Polo della ricerca all’Expo. Renzi vuole affidare la guida all’IIT. Uno schiaffo a tutta la ricerca italiana
Il Presidente del consiglio ha annunciato martedì scorso la cessione di una piccola porzione dell’area Expo all’IIT mentre nella legge di stabilità taglia ancora i bilanci degli enti di ricerca.
Paradossale che il premier, novello prometeo, annunci questo progetto come una "scintilla" mentre nella legge di stabilità lascia al buio il 95% della ricerca pubblica dell’università e degli enti pubblici di ricerca a partire da quelli del territorio lombardo.
Non si tratta soltanto della questione economica, 1,5 miliardi di euro in dieci anni, in un ennesimo anno di tagli mascherati al settore dell’università e della ricerca. Ma soprattutto colpisce la scelta di privilegiare in un progetto ambizioso come interlocutore privilegiato proprio l’IIT.
Dobbiamo ricordare che l’Istituto italiano di tecnologia è stato fondato su iniziativa di Giulio Tremonti nel 2003 ed è finanziato direttamente dal Ministero dell’economia e fiinanze. Ha natura giuridica di fondazione privata. Non ha avuto e non ha i vincoli di spesa applicati agli enti pubblici di ricerca e alle università, nonostante sia sovvenzionata dallo Stato. L’IIT fa ricerca come fanno gli enti di ricerca e le università pubbliche, ma con risorse garantite direttamente dal Mef e senza i vincoli cui sono sottoposte queste istituzioni senza I quali sarebbero nelle condizioni di fare di più e meglio. La missione originaria di sostegno alla ricerca industriale non è mai stata rispettata peraltro il sistema delle imprese contribusice solo al 3% del bilancio di IIT. Forse “a garanzia” dei consistenti investimenti pubblici ha avuto tra i suoi presidenti Vittorio Grilli, ex direttore generale del Tesoro. Inoltre, concorre anche per i finanziamenti europei e privati come gli atenei e gli enti di ricerca.
Per di più, il 1° luglio 2008, ha ricevuto in dotazione il patrimonio della Fondazione Iri (decreto legge 112/2008, diventato legge 133/2008). Le sole poste finanziarie della Fondazione Iri ammontavano nel 2008 a 50.995.795 euro, più investimenti in obbligazioni per 79.344.184, cui vanno aggiunti gli interessi. Si trattava di soldi pubblici, visto che provenivano dalle spoglie della più grande holding industriale pubblica del mondo.

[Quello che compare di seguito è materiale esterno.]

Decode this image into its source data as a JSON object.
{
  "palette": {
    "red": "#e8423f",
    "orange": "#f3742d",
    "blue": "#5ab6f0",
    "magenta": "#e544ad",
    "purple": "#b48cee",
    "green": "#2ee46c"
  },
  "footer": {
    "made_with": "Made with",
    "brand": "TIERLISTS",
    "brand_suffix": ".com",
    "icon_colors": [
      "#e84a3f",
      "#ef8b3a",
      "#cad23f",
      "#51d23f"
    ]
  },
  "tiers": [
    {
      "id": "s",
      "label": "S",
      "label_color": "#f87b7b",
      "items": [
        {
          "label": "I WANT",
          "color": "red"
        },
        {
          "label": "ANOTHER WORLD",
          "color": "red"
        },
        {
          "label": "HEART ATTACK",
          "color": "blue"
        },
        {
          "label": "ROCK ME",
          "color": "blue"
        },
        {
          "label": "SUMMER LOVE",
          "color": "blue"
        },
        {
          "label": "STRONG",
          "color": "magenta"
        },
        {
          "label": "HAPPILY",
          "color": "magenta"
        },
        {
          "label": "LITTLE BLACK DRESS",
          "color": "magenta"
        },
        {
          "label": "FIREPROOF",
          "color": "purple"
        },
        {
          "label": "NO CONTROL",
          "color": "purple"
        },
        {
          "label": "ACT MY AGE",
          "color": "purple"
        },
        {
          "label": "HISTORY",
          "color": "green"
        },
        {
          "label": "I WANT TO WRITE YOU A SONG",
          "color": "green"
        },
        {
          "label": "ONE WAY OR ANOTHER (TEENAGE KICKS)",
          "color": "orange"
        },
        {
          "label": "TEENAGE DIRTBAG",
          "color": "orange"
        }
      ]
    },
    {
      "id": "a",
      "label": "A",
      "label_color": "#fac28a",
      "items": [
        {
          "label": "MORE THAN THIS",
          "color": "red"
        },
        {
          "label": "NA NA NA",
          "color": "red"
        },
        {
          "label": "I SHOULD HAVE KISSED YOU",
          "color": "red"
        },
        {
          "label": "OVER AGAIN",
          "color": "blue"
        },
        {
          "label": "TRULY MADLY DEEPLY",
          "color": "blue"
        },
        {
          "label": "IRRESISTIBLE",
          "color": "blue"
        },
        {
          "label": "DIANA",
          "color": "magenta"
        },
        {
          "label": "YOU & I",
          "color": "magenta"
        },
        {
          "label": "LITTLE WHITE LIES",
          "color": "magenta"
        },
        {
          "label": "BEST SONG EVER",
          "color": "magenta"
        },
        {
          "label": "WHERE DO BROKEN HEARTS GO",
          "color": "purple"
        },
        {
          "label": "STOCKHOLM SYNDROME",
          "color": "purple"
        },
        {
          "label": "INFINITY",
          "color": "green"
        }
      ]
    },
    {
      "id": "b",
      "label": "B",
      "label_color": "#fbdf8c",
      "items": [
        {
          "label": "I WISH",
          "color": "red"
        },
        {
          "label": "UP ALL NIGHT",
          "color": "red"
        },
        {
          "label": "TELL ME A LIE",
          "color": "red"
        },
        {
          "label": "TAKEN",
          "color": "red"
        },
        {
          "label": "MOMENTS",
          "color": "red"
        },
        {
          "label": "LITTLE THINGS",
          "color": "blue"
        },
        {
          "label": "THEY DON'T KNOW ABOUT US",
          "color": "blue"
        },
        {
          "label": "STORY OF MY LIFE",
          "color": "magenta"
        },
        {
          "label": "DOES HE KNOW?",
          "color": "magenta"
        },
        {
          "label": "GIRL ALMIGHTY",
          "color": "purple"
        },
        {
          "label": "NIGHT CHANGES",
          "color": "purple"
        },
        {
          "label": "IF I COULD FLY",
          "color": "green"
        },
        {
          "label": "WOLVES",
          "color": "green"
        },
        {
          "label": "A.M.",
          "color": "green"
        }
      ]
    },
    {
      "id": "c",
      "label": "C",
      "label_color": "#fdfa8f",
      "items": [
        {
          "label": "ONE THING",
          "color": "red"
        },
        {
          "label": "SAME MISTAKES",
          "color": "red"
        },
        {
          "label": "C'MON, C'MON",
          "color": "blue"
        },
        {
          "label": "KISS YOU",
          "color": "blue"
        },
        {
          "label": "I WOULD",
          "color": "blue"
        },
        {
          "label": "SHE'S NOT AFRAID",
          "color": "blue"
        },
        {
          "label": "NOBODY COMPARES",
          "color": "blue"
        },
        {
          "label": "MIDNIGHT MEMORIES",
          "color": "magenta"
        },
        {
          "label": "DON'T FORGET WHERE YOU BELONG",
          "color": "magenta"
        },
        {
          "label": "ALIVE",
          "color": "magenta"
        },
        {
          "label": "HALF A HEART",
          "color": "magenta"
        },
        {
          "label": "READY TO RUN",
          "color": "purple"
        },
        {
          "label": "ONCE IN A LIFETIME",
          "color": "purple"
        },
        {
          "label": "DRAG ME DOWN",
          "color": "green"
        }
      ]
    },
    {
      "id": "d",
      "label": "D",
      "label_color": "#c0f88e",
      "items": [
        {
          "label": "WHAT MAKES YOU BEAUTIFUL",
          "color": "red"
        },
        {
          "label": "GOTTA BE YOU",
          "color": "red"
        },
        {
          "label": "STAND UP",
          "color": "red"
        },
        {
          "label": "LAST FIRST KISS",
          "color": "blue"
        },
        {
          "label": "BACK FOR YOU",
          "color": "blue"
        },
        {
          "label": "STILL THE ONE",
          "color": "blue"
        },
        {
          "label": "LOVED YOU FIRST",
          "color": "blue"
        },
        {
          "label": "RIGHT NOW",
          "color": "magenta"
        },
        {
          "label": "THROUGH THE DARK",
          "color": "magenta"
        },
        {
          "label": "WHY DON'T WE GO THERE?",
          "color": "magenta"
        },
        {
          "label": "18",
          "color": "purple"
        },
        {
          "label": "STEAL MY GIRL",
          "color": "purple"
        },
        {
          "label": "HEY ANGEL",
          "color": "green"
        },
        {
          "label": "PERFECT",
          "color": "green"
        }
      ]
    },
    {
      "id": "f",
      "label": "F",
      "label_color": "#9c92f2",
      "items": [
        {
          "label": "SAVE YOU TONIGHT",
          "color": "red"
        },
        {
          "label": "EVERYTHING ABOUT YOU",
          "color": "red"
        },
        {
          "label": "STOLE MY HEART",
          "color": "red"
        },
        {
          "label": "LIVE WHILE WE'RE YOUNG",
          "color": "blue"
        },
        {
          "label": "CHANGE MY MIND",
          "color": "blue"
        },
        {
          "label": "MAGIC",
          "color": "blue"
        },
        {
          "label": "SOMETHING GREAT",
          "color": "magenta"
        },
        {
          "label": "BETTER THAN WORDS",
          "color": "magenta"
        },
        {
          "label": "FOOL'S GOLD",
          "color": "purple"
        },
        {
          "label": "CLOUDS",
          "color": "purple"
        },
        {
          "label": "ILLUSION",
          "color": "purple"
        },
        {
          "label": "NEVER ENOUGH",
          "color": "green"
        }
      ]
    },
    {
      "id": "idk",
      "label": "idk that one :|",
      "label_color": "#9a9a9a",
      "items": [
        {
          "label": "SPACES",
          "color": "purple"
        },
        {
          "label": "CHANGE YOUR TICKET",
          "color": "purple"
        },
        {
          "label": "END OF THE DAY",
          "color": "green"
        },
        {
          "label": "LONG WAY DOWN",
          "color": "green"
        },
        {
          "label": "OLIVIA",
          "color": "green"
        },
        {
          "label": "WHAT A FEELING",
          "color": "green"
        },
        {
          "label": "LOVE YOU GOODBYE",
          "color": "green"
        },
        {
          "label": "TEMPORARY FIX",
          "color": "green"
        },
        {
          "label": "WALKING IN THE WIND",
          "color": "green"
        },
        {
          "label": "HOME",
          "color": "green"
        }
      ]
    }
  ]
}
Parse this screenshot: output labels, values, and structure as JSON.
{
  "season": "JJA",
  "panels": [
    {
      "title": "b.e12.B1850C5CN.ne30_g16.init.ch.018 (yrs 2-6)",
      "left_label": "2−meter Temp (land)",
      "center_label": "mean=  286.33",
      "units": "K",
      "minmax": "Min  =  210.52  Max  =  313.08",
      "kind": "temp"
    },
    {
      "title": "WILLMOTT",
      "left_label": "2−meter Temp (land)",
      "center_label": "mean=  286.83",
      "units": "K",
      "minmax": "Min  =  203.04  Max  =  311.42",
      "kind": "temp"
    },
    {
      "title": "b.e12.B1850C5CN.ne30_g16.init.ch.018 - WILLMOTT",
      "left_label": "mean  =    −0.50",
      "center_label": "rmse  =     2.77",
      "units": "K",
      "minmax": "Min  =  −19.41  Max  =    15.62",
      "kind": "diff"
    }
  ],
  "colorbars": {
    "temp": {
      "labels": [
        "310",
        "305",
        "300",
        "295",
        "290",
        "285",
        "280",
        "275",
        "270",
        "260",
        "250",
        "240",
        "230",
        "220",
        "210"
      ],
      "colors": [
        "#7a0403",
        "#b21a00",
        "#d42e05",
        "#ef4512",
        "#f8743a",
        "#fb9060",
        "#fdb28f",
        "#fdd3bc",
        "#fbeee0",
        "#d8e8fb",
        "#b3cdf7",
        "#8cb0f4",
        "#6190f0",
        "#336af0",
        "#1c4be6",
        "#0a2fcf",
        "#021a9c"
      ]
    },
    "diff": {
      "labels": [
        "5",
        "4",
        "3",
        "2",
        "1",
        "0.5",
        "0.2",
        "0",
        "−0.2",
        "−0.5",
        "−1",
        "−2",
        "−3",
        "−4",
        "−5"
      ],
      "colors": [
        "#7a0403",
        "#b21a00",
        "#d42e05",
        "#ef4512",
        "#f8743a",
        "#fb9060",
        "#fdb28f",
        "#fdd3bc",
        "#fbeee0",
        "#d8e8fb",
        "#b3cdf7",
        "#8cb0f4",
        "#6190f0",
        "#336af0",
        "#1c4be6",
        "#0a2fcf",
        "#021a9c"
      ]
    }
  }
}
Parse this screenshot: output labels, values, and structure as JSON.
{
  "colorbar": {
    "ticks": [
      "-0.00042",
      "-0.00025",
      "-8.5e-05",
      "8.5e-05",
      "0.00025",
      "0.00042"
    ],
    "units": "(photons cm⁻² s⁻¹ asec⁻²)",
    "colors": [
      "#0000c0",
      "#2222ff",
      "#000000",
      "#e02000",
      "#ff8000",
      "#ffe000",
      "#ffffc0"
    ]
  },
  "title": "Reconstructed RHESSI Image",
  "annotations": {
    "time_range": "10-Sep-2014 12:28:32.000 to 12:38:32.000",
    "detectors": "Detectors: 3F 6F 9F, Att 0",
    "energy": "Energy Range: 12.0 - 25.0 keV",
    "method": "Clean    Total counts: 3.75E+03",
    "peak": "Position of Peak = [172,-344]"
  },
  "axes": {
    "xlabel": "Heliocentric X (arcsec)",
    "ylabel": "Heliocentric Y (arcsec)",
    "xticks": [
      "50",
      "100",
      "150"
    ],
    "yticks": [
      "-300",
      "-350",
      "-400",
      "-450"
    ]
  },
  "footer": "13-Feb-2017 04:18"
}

L’IIT forte del suo finanziamento crea centri di ricerca con altri atenei, enti e scuole speciali. In altre parole è soprattutto un mediatore della ricerca. Prende in affitto spazi e ricercatori per determinati progetti che affida a quelle istituzioni: i progetti di ricerca rimangono sotto il cappello IIT. Si chiama sistema a rete.
I ricercatori sono soltanto o a tempo determinato (pochi), o inquadrati con contratti di ricerca, senza assegni. Seppure sia contrattualmente simile all’assegno di ricerca (è un rapporto di lavoro parasubordinato), ha maggiori punti di debolezza. Ad esempio, dato che non sono assegni, questi ricercatori sfuggono all’anagrafe del Miur e, soprattutto, se alcuni di questi lavoratori precari sono inseriti in graduatorie della scuola, in caso di chiamata, non hanno diritto a rinunciare alla supplenza, prendendo un’aspettativa non pagata e mantenendo il riconoscimento del punteggio annuale in graduatoria (al contrario di dottorandi ed assegnisti).
I tecnici amministrativi, infine, sono attualmente 300 e sono assunti con contratto individuale, perciò al di fuori della legislazione sul lavoro. Su questo terreno la FLC CGIL di Genova ha iniziato la battaglia per la contrattualizzazione dei lavoratori.
È evidente che scegliere questo soggetto come interlocutore di un progetto dai contorni ancora incerti già contenga in se un giudizio di valore inaccettabile su tutta la ricerca italiana anche alla luce di semplici valutazioni sull’impatto scientifico e sulla produzione tecnologica di IIT rispetto ad altri enti o atenei. Rispetto alla necessità da noi riconosciuta e affermata di un investimento straordinario dello stato sul terreno della ricerca e dell’innovazione tecnologica ci sembra che la strada intrapresa sia l’ennesimo spot ma questa volta con risorse ancora sottratte al sistema della ricerca.
Per queste ragioni la FLC CGIL ritiene indispensabile che si apra confronto immediato con il Governo e con tutti gli attori della ricerca pubblica italiana sullo stato della ricerca pubblica e sulle prospettive reali che questa fondamentale infrastruttura ha nel nostro paese dentro una idea coerente di sviluppo.